As cidades estão apenas começando a atentar para a poluição por fibras de plástico. Uma diminuição da velocidade do processo de tratamento de esgoto permitiria a captura de mais fibras de plástico, disse Kartik Chandran, um engenheiro ambiental da Universidade Columbia (EUA). Isso também poderia aumentar o custo.
O desafio é criar substâncias mais seguras, mas que sejam tão convenientes quanto os plásticos de hoje.
As soluções iniciais incluem bioplásticos, polímeros feitos de fontes como amido de milho ou raiz de mandioca, e AirCarbon, um plástico biodegradável produzido a partir da coleta de gases de efeito estufa.

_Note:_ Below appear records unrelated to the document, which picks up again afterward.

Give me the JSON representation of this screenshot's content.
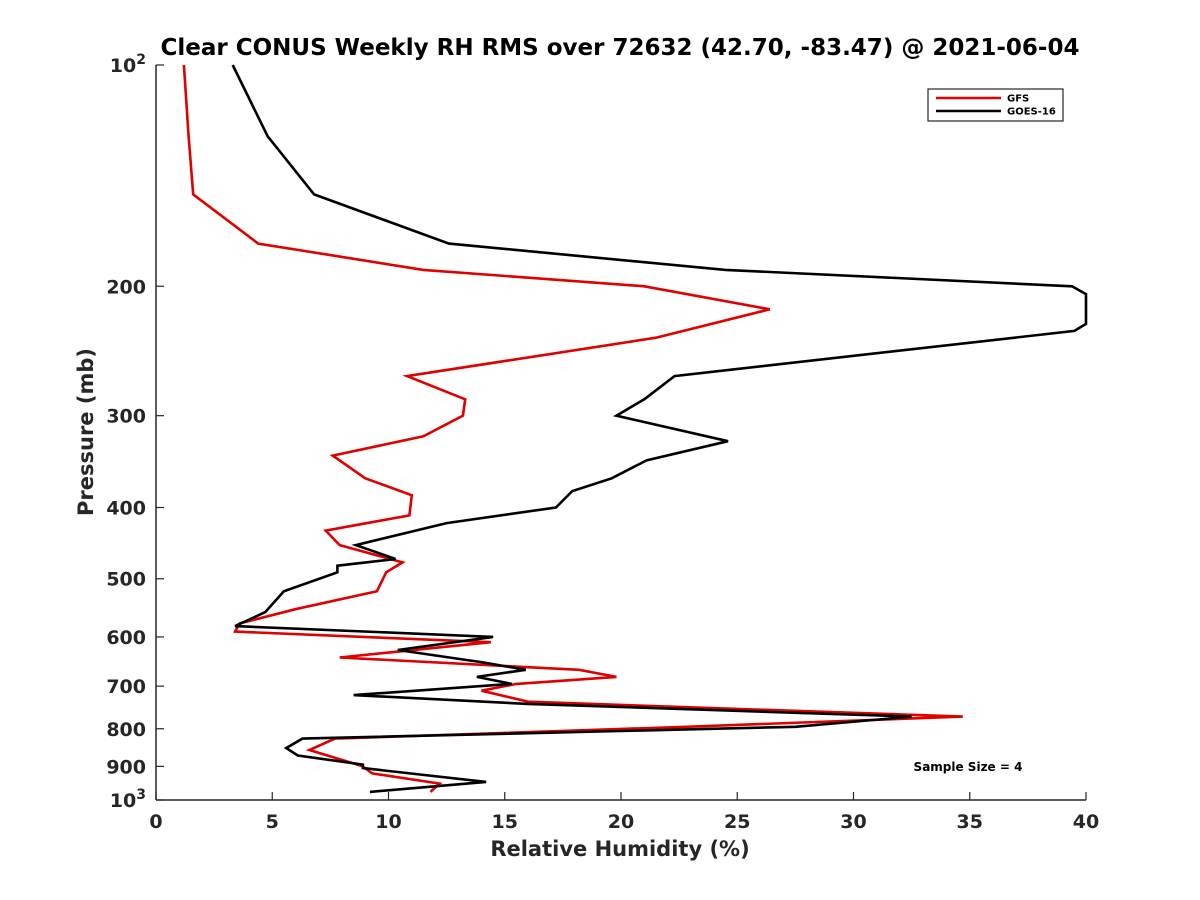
{
  "chart_data": {
    "type": "line",
    "title": "Clear CONUS Weekly RH RMS over 72632 (42.70, -83.47) @ 2021-06-04",
    "xlabel": "Relative Humidity (%)",
    "ylabel": "Pressure (mb)",
    "xlim": [
      0,
      40
    ],
    "ylim": [
      100,
      1000
    ],
    "y_scale": "log",
    "y_reversed": true,
    "x_ticks": [
      0,
      5,
      10,
      15,
      20,
      25,
      30,
      35,
      40
    ],
    "y_ticks": [
      {
        "value": 100,
        "base": "10",
        "exp": "2"
      },
      {
        "value": 200,
        "label": "200"
      },
      {
        "value": 300,
        "label": "300"
      },
      {
        "value": 400,
        "label": "400"
      },
      {
        "value": 500,
        "label": "500"
      },
      {
        "value": 600,
        "label": "600"
      },
      {
        "value": 700,
        "label": "700"
      },
      {
        "value": 800,
        "label": "800"
      },
      {
        "value": 900,
        "label": "900"
      },
      {
        "value": 1000,
        "base": "10",
        "exp": "3"
      }
    ],
    "grid": false,
    "legend_position": "top-right",
    "annotation": "Sample Size = 4",
    "series": [
      {
        "name": "GFS",
        "color": "#e00000",
        "points": [
          [
            1.2,
            100
          ],
          [
            1.4,
            125
          ],
          [
            1.6,
            150
          ],
          [
            4.4,
            175
          ],
          [
            11.5,
            190
          ],
          [
            21.0,
            200
          ],
          [
            26.4,
            215
          ],
          [
            21.5,
            235
          ],
          [
            10.8,
            265
          ],
          [
            13.3,
            285
          ],
          [
            13.2,
            300
          ],
          [
            11.5,
            320
          ],
          [
            7.6,
            340
          ],
          [
            9.0,
            365
          ],
          [
            11.0,
            385
          ],
          [
            10.9,
            410
          ],
          [
            7.3,
            430
          ],
          [
            7.9,
            450
          ],
          [
            10.6,
            475
          ],
          [
            9.9,
            490
          ],
          [
            9.5,
            520
          ],
          [
            6.0,
            550
          ],
          [
            3.6,
            575
          ],
          [
            3.4,
            590
          ],
          [
            14.4,
            610
          ],
          [
            7.9,
            640
          ],
          [
            18.2,
            665
          ],
          [
            19.8,
            680
          ],
          [
            15.5,
            695
          ],
          [
            14.0,
            710
          ],
          [
            16.0,
            735
          ],
          [
            34.7,
            770
          ],
          [
            22.8,
            795
          ],
          [
            7.7,
            825
          ],
          [
            6.6,
            855
          ],
          [
            8.4,
            890
          ],
          [
            8.9,
            900
          ],
          [
            9.3,
            920
          ],
          [
            12.2,
            950
          ],
          [
            11.8,
            975
          ]
        ]
      },
      {
        "name": "GOES-16",
        "color": "#000000",
        "points": [
          [
            3.3,
            100
          ],
          [
            4.8,
            125
          ],
          [
            6.8,
            150
          ],
          [
            12.6,
            175
          ],
          [
            24.5,
            190
          ],
          [
            39.4,
            200
          ],
          [
            40.0,
            205
          ],
          [
            40.0,
            225
          ],
          [
            39.5,
            230
          ],
          [
            22.3,
            265
          ],
          [
            21.0,
            285
          ],
          [
            19.8,
            300
          ],
          [
            24.6,
            325
          ],
          [
            21.1,
            345
          ],
          [
            19.6,
            365
          ],
          [
            17.9,
            380
          ],
          [
            17.2,
            400
          ],
          [
            12.5,
            420
          ],
          [
            8.6,
            450
          ],
          [
            10.3,
            470
          ],
          [
            7.8,
            480
          ],
          [
            7.8,
            490
          ],
          [
            5.5,
            520
          ],
          [
            4.7,
            555
          ],
          [
            3.4,
            580
          ],
          [
            14.5,
            600
          ],
          [
            10.4,
            625
          ],
          [
            14.1,
            650
          ],
          [
            15.9,
            665
          ],
          [
            13.8,
            680
          ],
          [
            15.3,
            695
          ],
          [
            8.5,
            720
          ],
          [
            16.0,
            740
          ],
          [
            32.5,
            770
          ],
          [
            27.5,
            795
          ],
          [
            6.3,
            825
          ],
          [
            5.6,
            850
          ],
          [
            6.1,
            870
          ],
          [
            8.9,
            895
          ],
          [
            8.9,
            905
          ],
          [
            14.2,
            945
          ],
          [
            9.2,
            975
          ]
        ]
      }
    ]
  }
}
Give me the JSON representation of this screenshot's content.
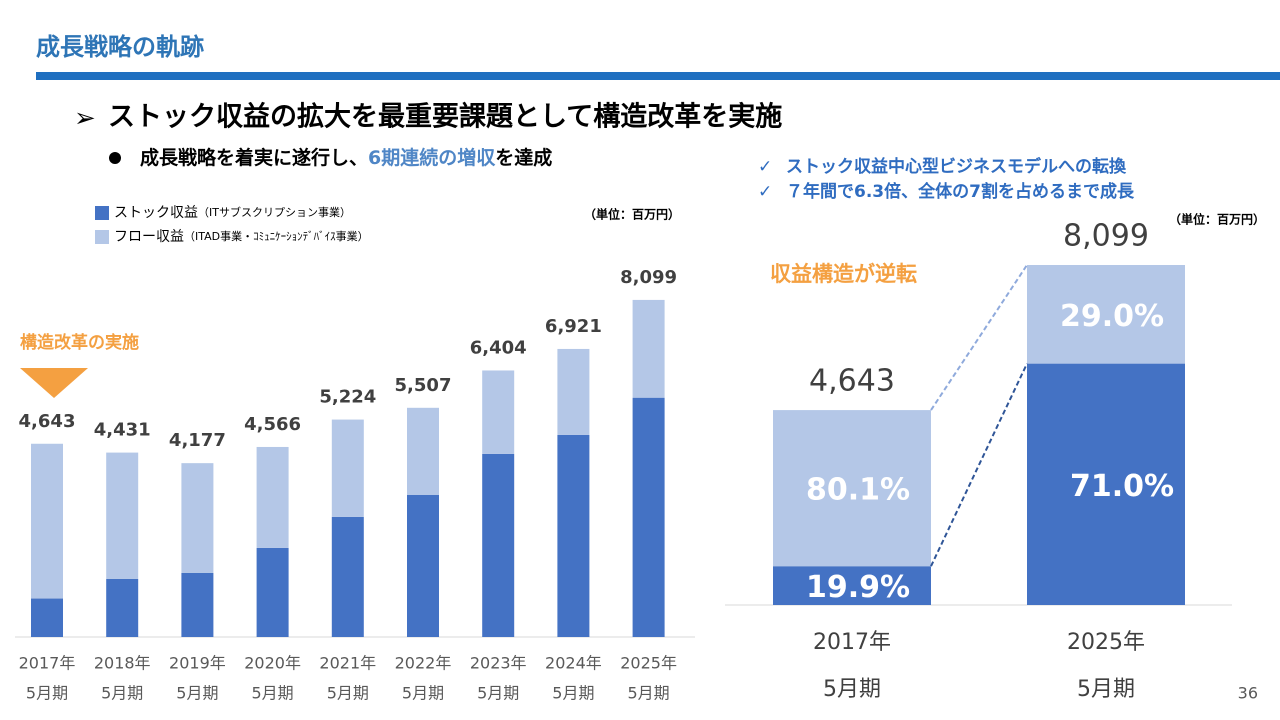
{
  "header": {
    "title": "成長戦略の軌跡",
    "headline": "ストック収益の拡大を最重要課題として構造改革を実施",
    "bullet": [
      "成長戦略を着実に遂行し、",
      "6期連続の増収",
      "を達成"
    ],
    "checks": [
      "ストック収益中心型ビジネスモデルへの転換",
      "７年間で6.3倍、全体の7割を占めるまで成長"
    ],
    "page": "36"
  },
  "chart_data": [
    {
      "type": "bar",
      "stacked": true,
      "unit": "（単位：百万円）",
      "annotation": "構造改革の実施",
      "categories": [
        [
          "2017年",
          "5月期"
        ],
        [
          "2018年",
          "5月期"
        ],
        [
          "2019年",
          "5月期"
        ],
        [
          "2020年",
          "5月期"
        ],
        [
          "2021年",
          "5月期"
        ],
        [
          "2022年",
          "5月期"
        ],
        [
          "2023年",
          "5月期"
        ],
        [
          "2024年",
          "5月期"
        ],
        [
          "2025年",
          "5月期"
        ]
      ],
      "series": [
        {
          "name": "ストック収益",
          "detail": "（ITサブスクリプション事業）",
          "color": "#4472c4",
          "values": [
            924,
            1394,
            1538,
            2139,
            2884,
            3412,
            4398,
            4854,
            5750
          ]
        },
        {
          "name": "フロー収益",
          "detail": "（ITAD事業・ｺﾐｭﾆｹｰｼｮﾝﾃﾞﾊﾞｲｽ事業）",
          "color": "#b4c7e7",
          "values": [
            3719,
            3037,
            2639,
            2427,
            2340,
            2095,
            2006,
            2067,
            2349
          ]
        }
      ],
      "totals": [
        4643,
        4431,
        4177,
        4566,
        5224,
        5507,
        6404,
        6921,
        8099
      ],
      "totals_labels": [
        "4,643",
        "4,431",
        "4,177",
        "4,566",
        "5,224",
        "5,507",
        "6,404",
        "6,921",
        "8,099"
      ]
    },
    {
      "type": "percent_bar",
      "stacked": true,
      "unit": "（単位：百万円）",
      "annotation": "収益構造が逆転",
      "categories": [
        [
          "2017年",
          "5月期"
        ],
        [
          "2025年",
          "5月期"
        ]
      ],
      "series": [
        {
          "color": "#4472c4",
          "values": [
            19.9,
            71.0
          ],
          "value_labels": [
            "19.9%",
            "71.0%"
          ]
        },
        {
          "color": "#b4c7e7",
          "values": [
            80.1,
            29.0
          ],
          "value_labels": [
            "80.1%",
            "29.0%"
          ]
        }
      ],
      "totals": [
        4643,
        8099
      ],
      "totals_labels": [
        "4,643",
        "8,099"
      ]
    }
  ]
}
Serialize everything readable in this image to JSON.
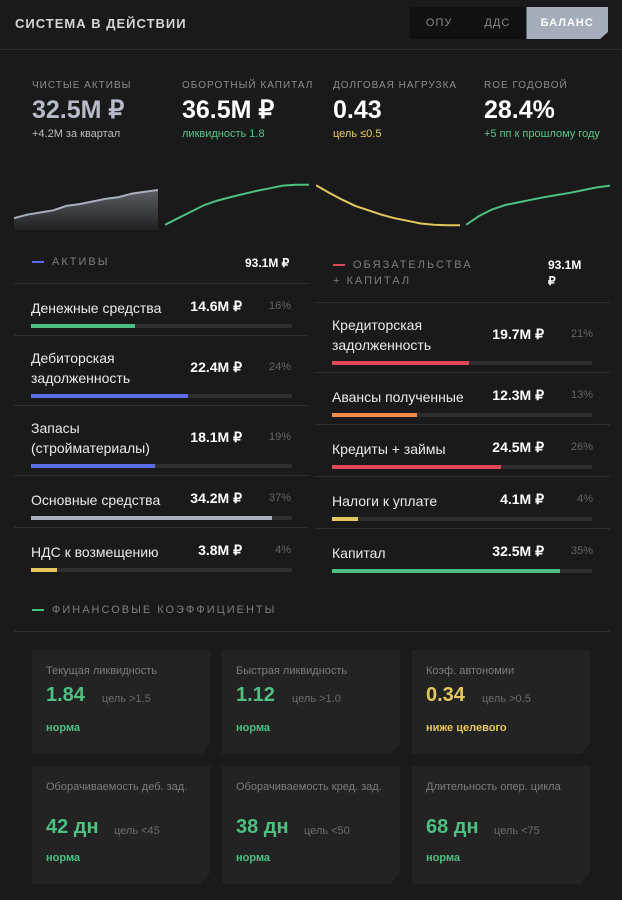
{
  "header": {
    "title": "СИСТЕМА В ДЕЙСТВИИ"
  },
  "tabs": [
    {
      "label": "ОПУ",
      "active": false
    },
    {
      "label": "ДДС",
      "active": false
    },
    {
      "label": "БАЛАНС",
      "active": true
    }
  ],
  "kpis": [
    {
      "label": "ЧИСТЫЕ АКТИВЫ",
      "value": "32.5M ₽",
      "note": "+4.2M за квартал",
      "note_color": "#bdbdbd",
      "value_dim": true,
      "spark_color": "#a9afbd",
      "spark_fill": true,
      "spark": [
        0.2,
        0.28,
        0.33,
        0.38,
        0.48,
        0.52,
        0.58,
        0.64,
        0.68,
        0.76,
        0.8,
        0.84
      ]
    },
    {
      "label": "ОБОРОТНЫЙ КАПИТАЛ",
      "value": "36.5M ₽",
      "note": "ликвидность 1.8",
      "note_color": "#5ac48a",
      "spark_color": "#4ec081",
      "spark_fill": false,
      "spark": [
        0.05,
        0.2,
        0.35,
        0.5,
        0.6,
        0.68,
        0.75,
        0.82,
        0.88,
        0.94,
        0.96,
        0.96
      ]
    },
    {
      "label": "ДОЛГОВАЯ НАГРУЗКА",
      "value": "0.43",
      "note": "цель ≤0.5",
      "note_color": "#e9cf62",
      "spark_color": "#e5c85d",
      "spark_fill": false,
      "spark": [
        0.95,
        0.78,
        0.62,
        0.48,
        0.38,
        0.28,
        0.2,
        0.14,
        0.08,
        0.05,
        0.04,
        0.04
      ]
    },
    {
      "label": "ROE ГОДОВОЙ",
      "value": "28.4%",
      "note": "+5 пп к прошлому году",
      "note_color": "#5ac48a",
      "spark_color": "#4ec081",
      "spark_fill": false,
      "spark": [
        0.05,
        0.25,
        0.4,
        0.5,
        0.56,
        0.62,
        0.68,
        0.73,
        0.78,
        0.84,
        0.9,
        0.94
      ]
    }
  ],
  "assets": {
    "title": "АКТИВЫ",
    "dash_color": "#5b6be8",
    "total": "93.1M ₽",
    "rows": [
      {
        "name": "Денежные средства",
        "value": "14.6M ₽",
        "pct": "16%",
        "share": 0.16,
        "color": "#4ec081"
      },
      {
        "name": "Дебиторская задолженность",
        "value": "22.4M ₽",
        "pct": "24%",
        "share": 0.24,
        "color": "#5b6be8"
      },
      {
        "name": "Запасы (стройматериалы)",
        "value": "18.1M ₽",
        "pct": "19%",
        "share": 0.19,
        "color": "#5b6be8"
      },
      {
        "name": "Основные средства",
        "value": "34.2M ₽",
        "pct": "37%",
        "share": 0.37,
        "color": "#a9afbd"
      },
      {
        "name": "НДС к возмещению",
        "value": "3.8M ₽",
        "pct": "4%",
        "share": 0.04,
        "color": "#e5c85d"
      }
    ]
  },
  "liabilities": {
    "title": "ОБЯЗАТЕЛЬСТВА + КАПИТАЛ",
    "dash_color": "#e0485a",
    "total": "93.1M ₽",
    "rows": [
      {
        "name": "Кредиторская задолженность",
        "value": "19.7M ₽",
        "pct": "21%",
        "share": 0.21,
        "color": "#e0485a"
      },
      {
        "name": "Авансы полученные",
        "value": "12.3M ₽",
        "pct": "13%",
        "share": 0.13,
        "color": "#f08a4b"
      },
      {
        "name": "Кредиты + займы",
        "value": "24.5M ₽",
        "pct": "26%",
        "share": 0.26,
        "color": "#e0485a"
      },
      {
        "name": "Налоги к уплате",
        "value": "4.1M ₽",
        "pct": "4%",
        "share": 0.04,
        "color": "#e5c85d"
      },
      {
        "name": "Капитал",
        "value": "32.5M ₽",
        "pct": "35%",
        "share": 0.35,
        "color": "#4ec081"
      }
    ]
  },
  "ratios": {
    "title": "ФИНАНСОВЫЕ КОЭФФИЦИЕНТЫ",
    "dash_color": "#4ec081",
    "cards": [
      {
        "label": "Текущая ликвидность",
        "value": "1.84",
        "target": "цель >1.5",
        "status": "норма",
        "color": "#4ec081"
      },
      {
        "label": "Быстрая ликвидность",
        "value": "1.12",
        "target": "цель >1.0",
        "status": "норма",
        "color": "#4ec081"
      },
      {
        "label": "Коэф. автономии",
        "value": "0.34",
        "target": "цель >0.5",
        "status": "ниже целевого",
        "color": "#e5c85d"
      },
      {
        "label": "Оборачиваемость деб. зад.",
        "value": "42 дн",
        "target": "цель <45",
        "status": "норма",
        "color": "#4ec081"
      },
      {
        "label": "Оборачиваемость кред. зад.",
        "value": "38 дн",
        "target": "цель <50",
        "status": "норма",
        "color": "#4ec081"
      },
      {
        "label": "Длительность опер. цикла",
        "value": "68 дн",
        "target": "цель <75",
        "status": "норма",
        "color": "#4ec081"
      }
    ]
  }
}
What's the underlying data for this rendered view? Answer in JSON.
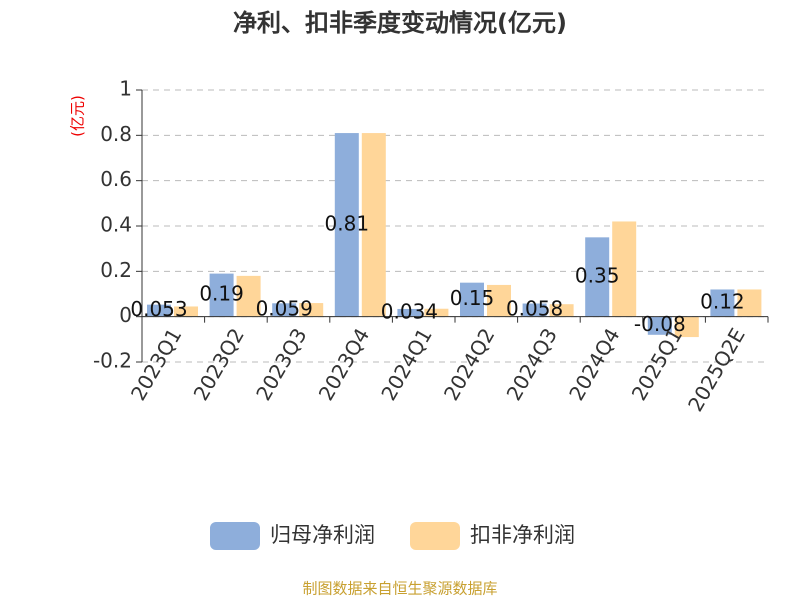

Em outros lugares, empresas estão usando proteínas feitas de teia de aranha para fiar um tecido que talvez seja mais durável que os sintéticos.
Enquanto isso, filtros domésticos e para máquinas de lavar roupas, específicos para microfibras, estão ganhando popularidade como forma de reduzir a poluição dos microplásticos.
“Já que o problema do plástico foi criado exclusivamente pelos seres humanos, por causa da nossa indiferença, ele pode ser resolvido pelos seres humanos, se prestarmos atenção nele”, recomenda o nobelista Yunus.
“Agora, o que precisamos é de determinação para resolver isso antes de sofrermos as consequências.”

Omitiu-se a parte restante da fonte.